Sadece seyrediyorlar..!

 

Kurulduğu günden 20 yıl evveline kadar milli istihbaratımız, çok ehil, iyi yetişmiş, bilgili ve tecrübeli bir kadronun elindeydi. Bu kadroda yer alabilmek, görev yapabilmek öyle her babayiğidin harcı değildi...
Adamın yedi sülalesini didik didik ederler, gelmişini geçmişini mercek altına yatırırlar, tam doğru, dürüst, karakterli bir yapıya sahipse, teşkilata alırlardı...
Yönetim kadroları, ülkenin en seçkin, en yetenekli, gözünün budaktan esirgenmeyen kişilerinden oluşurdu. O kadrolar Asala’yı bitirmiş, PKK’yı sindirmiş, hainlere, uluslararası zehir ve silah kaçakçılarına göz açtırmamıştır...
*
Elbette ki her dönemde iç çekişmeler, rekabetler, başarısızlıklar ve yanlış politikalar görülmüş ve yaşanmıştır, ama bugünkü gibi iflasın eşiğine hiç gelinmemiştir.
Bugün ülkenin her yanı mayınlı saha gibi, her yanı casus ve provokatörlerle dolu, her tarafta teröristler cirit atıyor, ama istihbarat birimleri zafiyet içinde... 
İçişleri Bakanı bunu kabul etmiyor, Başbakan reddediyor, Cumhurbaşkanı ise böyle düşünenleri suçluyor, Adalet Bakanı ise sadece gülüyor,  istihbaratımız ise “Geliyorum diyen olayları”, bizler gibi seyretmekle yetiniyor...
*
MİT’in sivilleşmesi belki iyi olmuştur denilebilir ya da öyle düşünülebilir, ama beraberinde büyük sorunları da birlikte getirdiği de inkar edilemez... Siyasetin gölgesi ve giderek daha da netleşen etkisi, milli istihbaratımıza büyük zararlar vermiş, hele siyasi organizasyonlara itilmesi, bu zararı daha da arttırmıştır... 
AKP’den Milletvekili adayı olan bugün istihbaratın başındaki bürokrat, her kesimde ağır şekilde tartışılmakta, iktidarın adamı olmakla suçlanmakta ve Türkiye’nin başını belaya sokan her olayda yer aldığı görülmektedir. İstihbaratın başında kim varsa veya kim olacaksa, iktidarın değil Türkiye’nin milli menfaatlerinin emrinde olmak zorundadır. 
*
Bugün Türk polisi zafiyetin pençesi altında can çekişmektedir.

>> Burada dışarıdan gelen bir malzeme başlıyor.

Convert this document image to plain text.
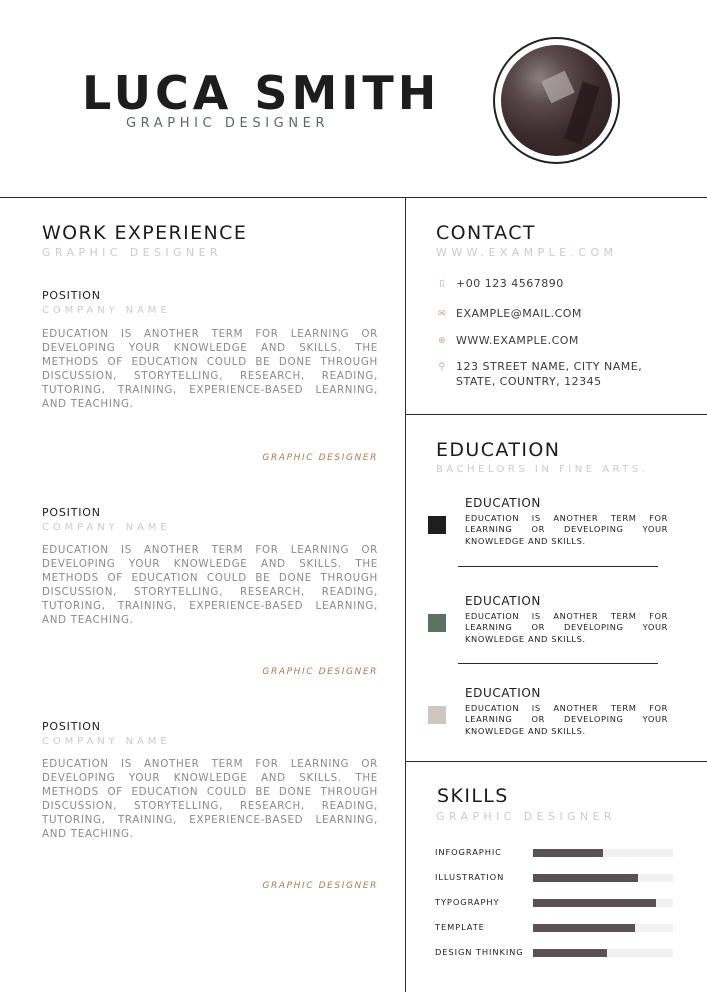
LUCA SMITH
GRAPHIC DESIGNER
WORK EXPERIENCE
GRAPHIC DESIGNER
POSITION
COMPANY NAME
EDUCATION IS ANOTHER TERM FOR LEARNING OR DEVELOPING YOUR KNOWLEDGE AND SKILLS. THE METHODS OF EDUCATION COULD BE DONE THROUGH DISCUSSION, STORYTELLING, RESEARCH, READING, TUTORING, TRAINING, EXPERIENCE-BASED LEARNING, AND TEACHING.
GRAPHIC DESIGNER
POSITION
COMPANY NAME
EDUCATION IS ANOTHER TERM FOR LEARNING OR DEVELOPING YOUR KNOWLEDGE AND SKILLS. THE METHODS OF EDUCATION COULD BE DONE THROUGH DISCUSSION, STORYTELLING, RESEARCH, READING, TUTORING, TRAINING, EXPERIENCE-BASED LEARNING, AND TEACHING.
GRAPHIC DESIGNER
POSITION
COMPANY NAME
EDUCATION IS ANOTHER TERM FOR LEARNING OR DEVELOPING YOUR KNOWLEDGE AND SKILLS. THE METHODS OF EDUCATION COULD BE DONE THROUGH DISCUSSION, STORYTELLING, RESEARCH, READING, TUTORING, TRAINING, EXPERIENCE-BASED LEARNING, AND TEACHING.
GRAPHIC DESIGNER
CONTACT
WWW.EXAMPLE.COM
▯ +00 123 4567890
✉ EXAMPLE@MAIL.COM
⊕ WWW.EXAMPLE.COM
⚲ 123 STREET NAME, CITY NAME, STATE, COUNTRY, 12345
EDUCATION
BACHELORS IN FINE ARTS.
EDUCATION
EDUCATION IS ANOTHER TERM FOR LEARNING OR DEVELOPING YOUR KNOWLEDGE AND SKILLS.
EDUCATION
EDUCATION IS ANOTHER TERM FOR LEARNING OR DEVELOPING YOUR KNOWLEDGE AND SKILLS.
EDUCATION
EDUCATION IS ANOTHER TERM FOR LEARNING OR DEVELOPING YOUR KNOWLEDGE AND SKILLS.
SKILLS
GRAPHIC DESIGNER
INFOGRAPHIC
ILLUSTRATION
TYPOGRAPHY
TEMPLATE
DESIGN THINKING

Yönetim kadroları iktidara yakın kişilerce doldurulmuş, alt kadrolara siyasi aşı yapılmış, teşkilata yeni alınan ve doğru dürüst eğitimden geçirilmeyen bıyığı yeni terlemiş çocukların beline silah takılarak göreve çıkartılmıştır, hangi birini sayalım! 
Polis eğitim kurumlarının kapatılmasını mı söyleyelim, eğitimsiz ve yetersiz araçlarla operasyonlara gönderip, şehit adayı haline getirdiğimiz çocuklarımıza mı yanalım, yetersiz amirlerin talimatları sonucu meydana gelen facialara mı değinelim? 
*
Kaymakamlıktan jet hızıyla Valiliğe getirilen, daha sonra hiç ilgisinin olmadığını kendisinin de itiraf ettiği 15 milyonluk İstanbul’umuzun Polis Müdürlüğüne atanan, yetmemiş olmalı ki, yakasına tarafsızlık rozetini de takarak İçişleri Bakanlığına getirilen zat, emniyetteki zafiyetin en çarpıcı fotoğrafıdır...
Böylesine keskin bir güvenlik zaafı içinde seçimlere gidiyoruz. Devletin zafiyete sebebiyet veren bu kadrolarla yoluna ısrarla devam etmesi, yarın daha büyük felaketlerle karşılaşmamıza sebep olur. 
Türkiye huzur ve güven içinde yaşamak istiyor, ülkeyi yönetenler, bu isteğe cevap vermek ve gereğini yerine getirmek zorundadırlar! 
Duyarsızlıklar, sorumsuzluklar ve hatalarda ısrar etmeler, bizi daha karanlık dönemlere itebilir.